The act redefines the FDA's regulatory authority over medical software and provides companies with a better understanding of which apps require review.

A bipartisan bill was introduced in Congress last week called the Sensible Oversight for Technology which Advances Regulatory Efficiency (SOFTWARE) Act, which would provide regulatory clarity regarding mobile medical applications, clinical decision support, electronic health records and other health care-related software.

Currently, the Food and Drug Administration (FDA) lacks the necessary tools to appropriately oversee these innovative products without overstepping its authority and stifling innovation. Under current law, the FDA could use its definition of a medical device to assert broad regulatory authority over a wide array of software.

The act redefines the FDA's regulatory authority over medical software and provides companies with a better understanding of what applications require review and approval. The hope is that this will speed up innovation while also freeing regulators to increase their oversight of the medical applications, devices and drugs with the highest potential risk.

The act tailors the FDA's authority to the realities of the 21st century by focusing the administration's authority on the products that pose a potential risk to human health. Estimates indicate that the number of consumers using medical apps on their smartphones will grow to 500 million by 2015.

According to a recent report from Research2Guidance, there are currently 97,000 mobile health apps in Apple's App Store that have generated 3 million free and 300,000 paid downloads. Fifteen percent of these apps are designed specifically for health care providers, and more than 60 percent of doctors are using tablets—compared with half of that just over a year ago.

"Health care delivery will continue to be impacted by the advent of new technology, specifically with health care software. This bill provides innovators clear regulatory guidelines that allows for breakthrough medical advancements and innovation," Dr. Phil Gingrey, R-Ga., said in a statement. "As a physician, I’ve seen firsthand the benefits of life-changing medical software and applications that better support doctors, manage disease, and ultimately, save patients' lives."

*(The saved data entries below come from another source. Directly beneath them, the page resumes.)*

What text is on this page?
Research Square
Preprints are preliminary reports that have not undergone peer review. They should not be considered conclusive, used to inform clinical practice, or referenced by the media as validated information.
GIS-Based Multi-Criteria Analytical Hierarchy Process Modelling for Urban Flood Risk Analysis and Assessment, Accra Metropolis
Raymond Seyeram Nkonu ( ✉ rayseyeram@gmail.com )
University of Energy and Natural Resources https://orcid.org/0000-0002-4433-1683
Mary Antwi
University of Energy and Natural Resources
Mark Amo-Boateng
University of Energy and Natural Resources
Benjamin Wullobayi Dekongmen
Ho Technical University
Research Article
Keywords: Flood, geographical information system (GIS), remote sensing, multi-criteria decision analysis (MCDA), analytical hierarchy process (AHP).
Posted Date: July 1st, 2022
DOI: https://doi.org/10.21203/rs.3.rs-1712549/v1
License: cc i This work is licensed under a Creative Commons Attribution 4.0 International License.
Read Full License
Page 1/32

Despite the growing sophistication level of mobile health (mHealth) applications, only 9 percent of the total market revenue in the next five years will come from application download revenue. The Research2Guidance report found 84 percent of total mHealth application market revenue will come from related services and products such as sensors.

Last week, the Information Technology and Innovation Foundation (ITIF) praised the introduction of the act, arguing that it will create a more effective regulatory framework for medical software, improve patient safety and spur more innovation.

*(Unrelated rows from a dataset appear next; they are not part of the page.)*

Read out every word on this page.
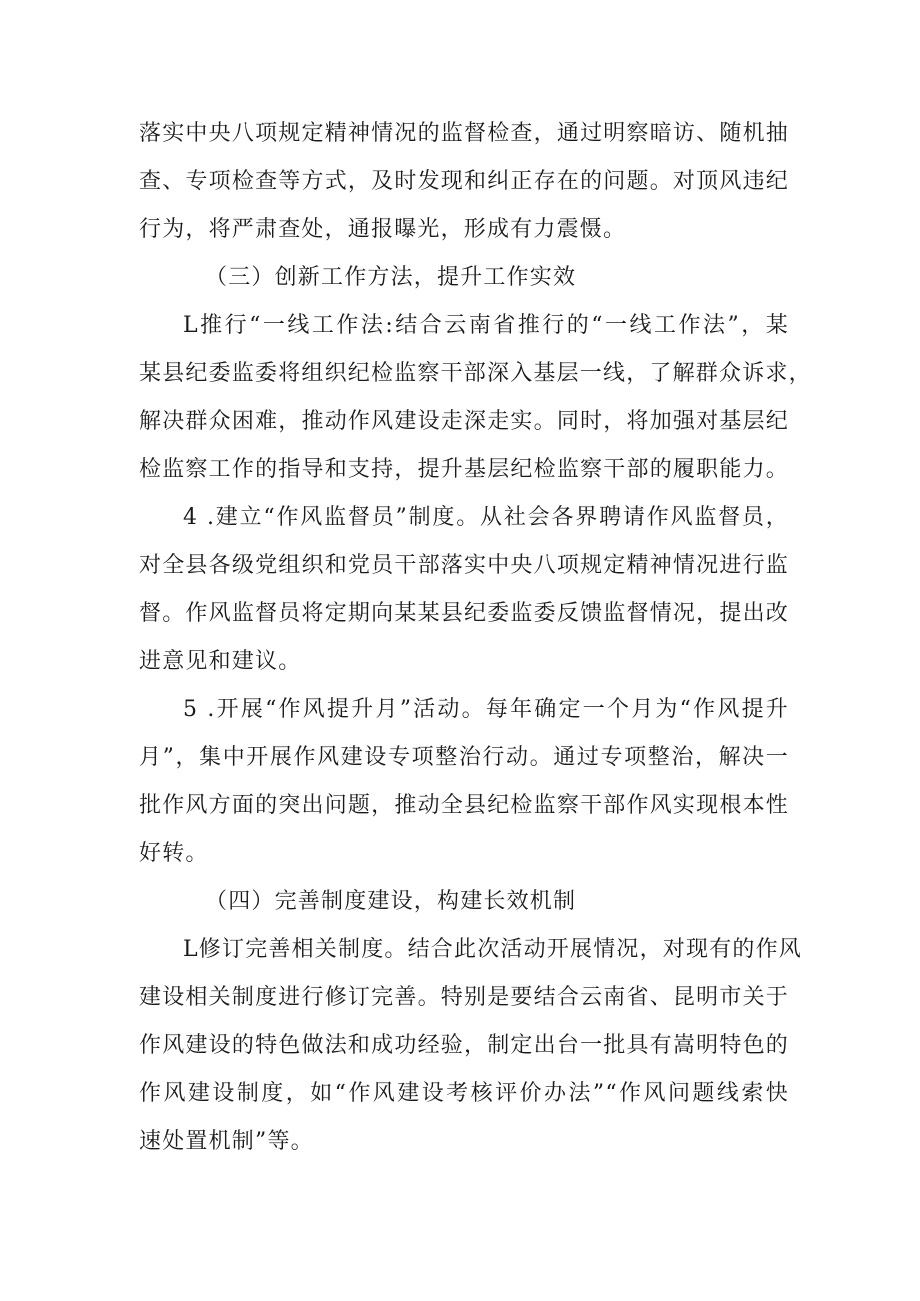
落实中央八项规定精神情况的监督检查，通过明察暗访、随机抽
查、专项检查等方式，及时发现和纠正存在的问题。对顶风违纪
行为，将严肃查处，通报曝光，形成有力震慑。
（三）创新工作方法，提升工作实效
L推行“一线工作法:结合云南省推行的“一线工作法”，某
某县纪委监委将组织纪检监察干部深入基层一线，了解群众诉求，
解决群众困难，推动作风建设走深走实。同时，将加强对基层纪
检监察工作的指导和支持，提升基层纪检监察干部的履职能力。
4 .建立“作风监督员”制度。从社会各界聘请作风监督员，
对全县各级党组织和党员干部落实中央八项规定精神情况进行监
督。作风监督员将定期向某某县纪委监委反馈监督情况，提出改
进意见和建议。
5 .开展“作风提升月”活动。每年确定一个月为“作风提升
月”，集中开展作风建设专项整治行动。通过专项整治，解决一
批作风方面的突出问题，推动全县纪检监察干部作风实现根本性
好转。
（四）完善制度建设，构建长效机制
L修订完善相关制度。结合此次活动开展情况，对现有的作风
建设相关制度进行修订完善。特别是要结合云南省、昆明市关于
作风建设的特色做法和成功经验，制定出台一批具有嵩明特色的
作风建设制度，如“作风建设考核评价办法”“作风问题线索快
速处置机制”等。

"As long as there is regulatory uncertainty about medical software, many companies will avoid developing new technology for this market," Daniel Castro, senior analyst with ITIF, said in a statement. "The Act would have the FDA focus its regulatory oversight on those technologies that pose the greatest risk to human health, while allowing lower risk products into the marketplace more rapidly."

The ITIF is a non-partisan think tank whose mission is to formulate and promote public policies to advance technological innovation and productivity internationally, in Washington and in the states.